8. The technology according to claim 1, characterized in that, The performance indicators of the underlying copper plating layer are as follows: Appearance: Uniform and glossy, free from burrs, pinholes, and peeling defects; Bonding strength: Grade 0 in cross-cut test, no detachment in file test, no cracking in 180° bending test; Porosity: ≤0.5 particles / dm² (measured by filter paper method); Corrosion resistance: No rust was observed after 72 hours of neutral salt spray testing; Deep plating capability: ≥90% in Hall effect cell test.

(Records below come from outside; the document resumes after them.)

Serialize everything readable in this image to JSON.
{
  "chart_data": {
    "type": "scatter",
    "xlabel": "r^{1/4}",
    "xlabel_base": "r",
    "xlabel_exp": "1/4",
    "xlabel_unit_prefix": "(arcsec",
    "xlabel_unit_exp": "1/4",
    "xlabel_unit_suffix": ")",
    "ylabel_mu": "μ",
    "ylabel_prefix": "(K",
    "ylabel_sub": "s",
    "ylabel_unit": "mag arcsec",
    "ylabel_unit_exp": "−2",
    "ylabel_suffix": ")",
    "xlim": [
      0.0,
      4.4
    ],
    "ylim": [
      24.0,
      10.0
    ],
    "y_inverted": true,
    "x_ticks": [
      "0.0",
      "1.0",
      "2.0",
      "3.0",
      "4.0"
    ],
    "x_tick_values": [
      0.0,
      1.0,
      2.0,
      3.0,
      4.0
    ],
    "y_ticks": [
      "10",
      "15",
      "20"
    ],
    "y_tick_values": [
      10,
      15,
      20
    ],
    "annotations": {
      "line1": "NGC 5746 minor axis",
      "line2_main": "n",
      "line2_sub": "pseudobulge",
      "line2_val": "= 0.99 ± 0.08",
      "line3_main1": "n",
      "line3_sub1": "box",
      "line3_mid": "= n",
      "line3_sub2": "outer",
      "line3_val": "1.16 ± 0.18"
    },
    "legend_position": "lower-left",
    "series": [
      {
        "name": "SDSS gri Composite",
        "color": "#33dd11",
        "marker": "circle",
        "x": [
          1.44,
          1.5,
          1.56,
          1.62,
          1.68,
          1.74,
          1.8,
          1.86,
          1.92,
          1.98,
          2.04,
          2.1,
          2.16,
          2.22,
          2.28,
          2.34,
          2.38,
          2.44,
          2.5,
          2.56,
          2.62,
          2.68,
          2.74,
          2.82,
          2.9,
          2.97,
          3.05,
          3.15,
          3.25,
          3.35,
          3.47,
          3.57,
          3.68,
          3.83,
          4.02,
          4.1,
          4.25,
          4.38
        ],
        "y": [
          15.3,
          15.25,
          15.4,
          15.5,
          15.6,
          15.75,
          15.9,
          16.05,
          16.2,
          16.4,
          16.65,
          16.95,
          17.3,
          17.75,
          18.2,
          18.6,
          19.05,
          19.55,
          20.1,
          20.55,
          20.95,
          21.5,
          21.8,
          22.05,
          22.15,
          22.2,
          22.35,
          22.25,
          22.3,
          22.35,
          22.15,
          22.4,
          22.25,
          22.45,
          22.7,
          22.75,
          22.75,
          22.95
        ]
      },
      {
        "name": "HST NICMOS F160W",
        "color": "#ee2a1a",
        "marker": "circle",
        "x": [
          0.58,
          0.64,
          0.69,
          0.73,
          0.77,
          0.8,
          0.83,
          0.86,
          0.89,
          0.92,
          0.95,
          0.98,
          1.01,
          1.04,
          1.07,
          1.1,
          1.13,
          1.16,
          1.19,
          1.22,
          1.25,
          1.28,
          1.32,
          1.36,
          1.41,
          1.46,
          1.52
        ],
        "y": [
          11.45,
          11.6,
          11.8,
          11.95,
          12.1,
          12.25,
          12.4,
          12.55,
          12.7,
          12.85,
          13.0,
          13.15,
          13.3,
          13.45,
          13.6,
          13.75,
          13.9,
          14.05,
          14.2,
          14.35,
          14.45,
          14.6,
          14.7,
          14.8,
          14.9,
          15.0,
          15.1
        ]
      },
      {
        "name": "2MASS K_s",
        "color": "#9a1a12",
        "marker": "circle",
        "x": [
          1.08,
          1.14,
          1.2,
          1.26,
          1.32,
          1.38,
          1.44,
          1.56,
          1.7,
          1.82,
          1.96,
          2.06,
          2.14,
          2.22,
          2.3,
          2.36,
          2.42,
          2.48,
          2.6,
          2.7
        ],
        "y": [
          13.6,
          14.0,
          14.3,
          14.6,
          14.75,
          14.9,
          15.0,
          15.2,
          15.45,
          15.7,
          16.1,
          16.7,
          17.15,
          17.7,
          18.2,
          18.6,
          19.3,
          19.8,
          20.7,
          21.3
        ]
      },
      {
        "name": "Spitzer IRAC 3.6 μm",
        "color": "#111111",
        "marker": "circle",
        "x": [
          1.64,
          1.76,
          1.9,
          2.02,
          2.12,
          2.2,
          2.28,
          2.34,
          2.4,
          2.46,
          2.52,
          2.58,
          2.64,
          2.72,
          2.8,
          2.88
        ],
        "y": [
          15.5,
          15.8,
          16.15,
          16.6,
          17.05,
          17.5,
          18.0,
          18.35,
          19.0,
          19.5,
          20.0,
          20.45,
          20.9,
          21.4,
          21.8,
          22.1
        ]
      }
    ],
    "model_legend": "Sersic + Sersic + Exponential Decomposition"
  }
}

9. A method for preparing an environmentally friendly and low-toxicity strike plating copper layer based on the technology according to any one of claims 1 to 8, characterized in that, Includes the following steps: S1 plating solution preparation: Prepare the polymeric thiocyanate composite plating solution according to the formula, and complete the electrolytic purification and debugging; S2 matrix pretreatment: Depending on the type of metal matrix, a corresponding differentiated cyanide-free pretreatment process is performed; S3 Pulse Electroplating: The treated substrate is placed into the plating tank, the intelligent control system is started, and electroplating is carried out according to the set pulse process parameters; S4 Post-treatment: After electroplating, the workpiece is cleaned with pure water and dried with hot air to obtain a base copper plating layer. S5 plating solution maintenance: The intelligent control unit automatically monitors the plating solution composition, replenishes chemicals, and performs online purification to maintain the stability of the plating solution.